弟(妹)ができた
一人っ子からお兄さん(お姉さん)になる
  
双子の場合は別として、(五つ子なんてのもありますが)兄弟姉妹の一番年上の子は、最初は一人っ子でした。
そこに、二人目の子が出来たとき、子供はどんなことを思うんでしょうねえ。
子供は、お母さんのお腹にいたときのことは憶えていません。
自分がどのように生まれてきたかは、知らないはずですね。
だから、二人目の子供が出来たとき、不思議でならないのです。
お母さんやお父さんから、「お兄ちゃん(お姉ちゃん)になるよ。」と言われますが、またまた、その意味が分からない。
一人っ子は、兄弟というものをを経験していないからです。

そして、実際に下の子が産まれると、お兄さん(お姉さん)であることを、要求されます。
この時、親の自分への扱いが急変したことに衝撃を受ける場合が少なくありません。
今までは、自分が一番可愛い存在でしたが、もっと可愛い存在が出現したのです。
さあ、上の子は戦わねばなりません。
その戦いのテーマは、
愛情争奪戦!
そして、その戦術は、
  • 年齢退行作戦!
    「親の気持ちが変わっちゃったのだ」と、目標を親に定めたら、自分も赤ちゃんになろうとします。
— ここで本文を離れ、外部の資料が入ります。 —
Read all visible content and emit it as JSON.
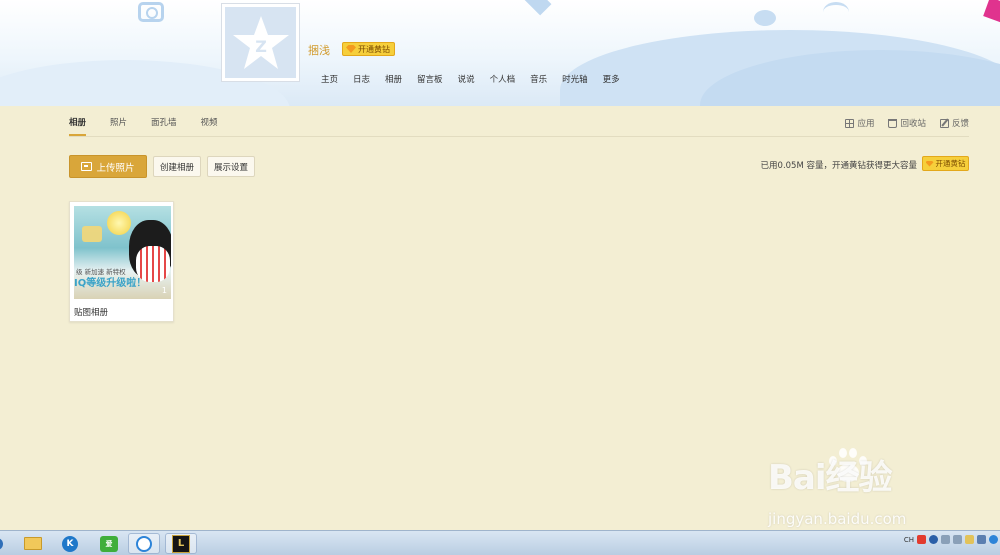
{
  "profile": {
    "name": "捆浅",
    "vip_label": "开通黄钻"
  },
  "nav": [
    "主页",
    "日志",
    "相册",
    "留言板",
    "说说",
    "个人档",
    "音乐",
    "时光轴",
    "更多"
  ],
  "tabs": [
    "相册",
    "照片",
    "面孔墙",
    "视频"
  ],
  "active_tab": "相册",
  "tools": [
    "应用",
    "回收站",
    "反馈"
  ],
  "actions": {
    "upload": "上传照片",
    "create": "创建相册",
    "display": "展示设置"
  },
  "storage_text": "已用0.05M 容量，开通黄钻获得更大容量",
  "storage_vip": "开通黄钻",
  "albums": [
    {
      "name": "贴图相册",
      "count": "1",
      "cover_small": "级 新加速 新特权",
      "cover_big": "IQ等级升级啦！"
    }
  ],
  "watermark": {
    "main": "Bai经验",
    "du": "du",
    "sub": "jingyan.baidu.com"
  },
  "taskbar": {
    "tray_lang": "CH"
  },
  "colors": {
    "accent": "#d9a63a",
    "vip": "#f6cf3b",
    "panel": "#f3eed3"
  }
}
    おねしょをするようになったり、赤ちゃん特有の喃語を言うようになったり、急に甘えん坊になったり。
  • 下の子攻撃作戦!
    「下の子が産まれたのが不幸の始まりだ」と、目標を下の子に定めたら、下の子を攻撃します。
    下の子をたたいたり、噛みついたり、無視したり。
さて、親の本音のところをおうかがいしましょう。
実際、下の子の方が可愛くないですか?

いやあ!シビアな質問ですが、
多くの場合、
クソ生意気でいたずら盛りで文句のおおい上の子と、丸くてちっちゃくて無垢で弱々しい下の子とでは、やはり下の子の方が可愛いかもしれませんねえ。
上の子は、そういうことを敏感に感じ取ります。
ま、あまりお兄ちゃん(お姉ちゃん)であることを、上の子に要求しない方が懸命だと思います。
特に、上と下との年齢差があまり開いていない場合、「上の子も下の子も子供である!」という事実が大切です。
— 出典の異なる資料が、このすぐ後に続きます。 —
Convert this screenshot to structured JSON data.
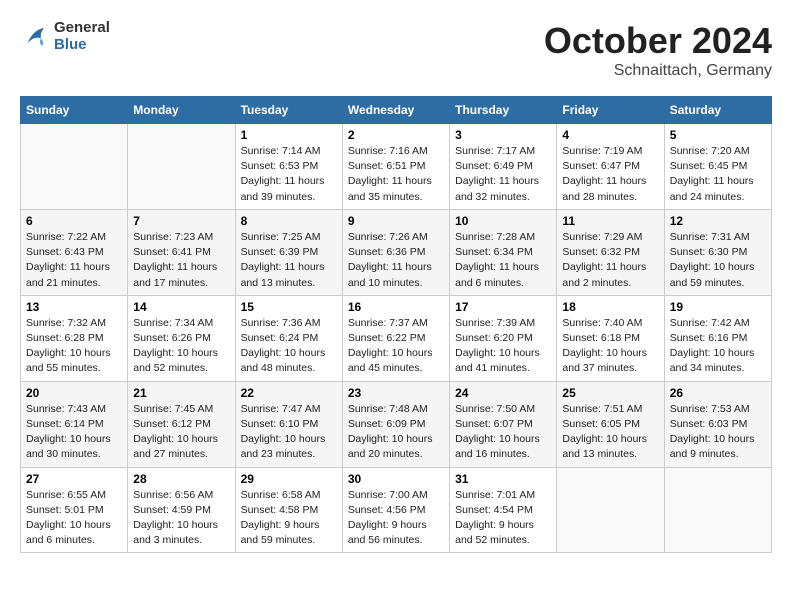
{
  "header": {
    "logo_line1": "General",
    "logo_line2": "Blue",
    "title": "October 2024",
    "subtitle": "Schnaittach, Germany"
  },
  "days_of_week": [
    "Sunday",
    "Monday",
    "Tuesday",
    "Wednesday",
    "Thursday",
    "Friday",
    "Saturday"
  ],
  "weeks": [
    {
      "days": [
        {
          "num": "",
          "info": ""
        },
        {
          "num": "",
          "info": ""
        },
        {
          "num": "1",
          "info": "Sunrise: 7:14 AM\nSunset: 6:53 PM\nDaylight: 11 hours\nand 39 minutes."
        },
        {
          "num": "2",
          "info": "Sunrise: 7:16 AM\nSunset: 6:51 PM\nDaylight: 11 hours\nand 35 minutes."
        },
        {
          "num": "3",
          "info": "Sunrise: 7:17 AM\nSunset: 6:49 PM\nDaylight: 11 hours\nand 32 minutes."
        },
        {
          "num": "4",
          "info": "Sunrise: 7:19 AM\nSunset: 6:47 PM\nDaylight: 11 hours\nand 28 minutes."
        },
        {
          "num": "5",
          "info": "Sunrise: 7:20 AM\nSunset: 6:45 PM\nDaylight: 11 hours\nand 24 minutes."
        }
      ]
    },
    {
      "days": [
        {
          "num": "6",
          "info": "Sunrise: 7:22 AM\nSunset: 6:43 PM\nDaylight: 11 hours\nand 21 minutes."
        },
        {
          "num": "7",
          "info": "Sunrise: 7:23 AM\nSunset: 6:41 PM\nDaylight: 11 hours\nand 17 minutes."
        },
        {
          "num": "8",
          "info": "Sunrise: 7:25 AM\nSunset: 6:39 PM\nDaylight: 11 hours\nand 13 minutes."
        },
        {
          "num": "9",
          "info": "Sunrise: 7:26 AM\nSunset: 6:36 PM\nDaylight: 11 hours\nand 10 minutes."
        },
        {
          "num": "10",
          "info": "Sunrise: 7:28 AM\nSunset: 6:34 PM\nDaylight: 11 hours\nand 6 minutes."
        },
        {
          "num": "11",
          "info": "Sunrise: 7:29 AM\nSunset: 6:32 PM\nDaylight: 11 hours\nand 2 minutes."
        },
        {
          "num": "12",
          "info": "Sunrise: 7:31 AM\nSunset: 6:30 PM\nDaylight: 10 hours\nand 59 minutes."
        }
      ]
    },
    {
      "days": [
        {
          "num": "13",
          "info": "Sunrise: 7:32 AM\nSunset: 6:28 PM\nDaylight: 10 hours\nand 55 minutes."
        },
        {
          "num": "14",
          "info": "Sunrise: 7:34 AM\nSunset: 6:26 PM\nDaylight: 10 hours\nand 52 minutes."
        },
        {
          "num": "15",
          "info": "Sunrise: 7:36 AM\nSunset: 6:24 PM\nDaylight: 10 hours\nand 48 minutes."
        },
        {
          "num": "16",
          "info": "Sunrise: 7:37 AM\nSunset: 6:22 PM\nDaylight: 10 hours\nand 45 minutes."
        },
        {
          "num": "17",
          "info": "Sunrise: 7:39 AM\nSunset: 6:20 PM\nDaylight: 10 hours\nand 41 minutes."
        },
        {
          "num": "18",
          "info": "Sunrise: 7:40 AM\nSunset: 6:18 PM\nDaylight: 10 hours\nand 37 minutes."
        },
        {
          "num": "19",
          "info": "Sunrise: 7:42 AM\nSunset: 6:16 PM\nDaylight: 10 hours\nand 34 minutes."
        }
      ]
    },
    {
      "days": [
        {
          "num": "20",
          "info": "Sunrise: 7:43 AM\nSunset: 6:14 PM\nDaylight: 10 hours\nand 30 minutes."
        },
        {
          "num": "21",
          "info": "Sunrise: 7:45 AM\nSunset: 6:12 PM\nDaylight: 10 hours\nand 27 minutes."
        },
        {
          "num": "22",
          "info": "Sunrise: 7:47 AM\nSunset: 6:10 PM\nDaylight: 10 hours\nand 23 minutes."
        },
        {
          "num": "23",
          "info": "Sunrise: 7:48 AM\nSunset: 6:09 PM\nDaylight: 10 hours\nand 20 minutes."
        },
        {
          "num": "24",
          "info": "Sunrise: 7:50 AM\nSunset: 6:07 PM\nDaylight: 10 hours\nand 16 minutes."
        },
        {
          "num": "25",
          "info": "Sunrise: 7:51 AM\nSunset: 6:05 PM\nDaylight: 10 hours\nand 13 minutes."
        },
        {
          "num": "26",
          "info": "Sunrise: 7:53 AM\nSunset: 6:03 PM\nDaylight: 10 hours\nand 9 minutes."
        }
      ]
    },
    {
      "days": [
        {
          "num": "27",
          "info": "Sunrise: 6:55 AM\nSunset: 5:01 PM\nDaylight: 10 hours\nand 6 minutes."
        },
        {
          "num": "28",
          "info": "Sunrise: 6:56 AM\nSunset: 4:59 PM\nDaylight: 10 hours\nand 3 minutes."
        },
        {
          "num": "29",
          "info": "Sunrise: 6:58 AM\nSunset: 4:58 PM\nDaylight: 9 hours\nand 59 minutes."
        },
        {
          "num": "30",
          "info": "Sunrise: 7:00 AM\nSunset: 4:56 PM\nDaylight: 9 hours\nand 56 minutes."
        },
        {
          "num": "31",
          "info": "Sunrise: 7:01 AM\nSunset: 4:54 PM\nDaylight: 9 hours\nand 52 minutes."
        },
        {
          "num": "",
          "info": ""
        },
        {
          "num": "",
          "info": ""
        }
      ]
    }
  ]
}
上の子がお兄ちゃん(お姉ちゃん)としての、自覚が持てるようになるには、4〜5年はかかる、と考えておいた方が良さそうです。
愛情争奪戦を和らげるために、兄(姉)になったことに、報酬を上げるという方法があります。
「お兄ちゃんになったから」と言いながら、お菓子の量を少し増やす!
「お兄ちゃんになったね。」と言いながら、だっこする!
つまり、上の子であるという理由で、具体的な愛情を示してあげるのです。
子供は「お兄ちゃん(お姉ちゃん)に、なるのも悪くはないな!」と思うでしょう。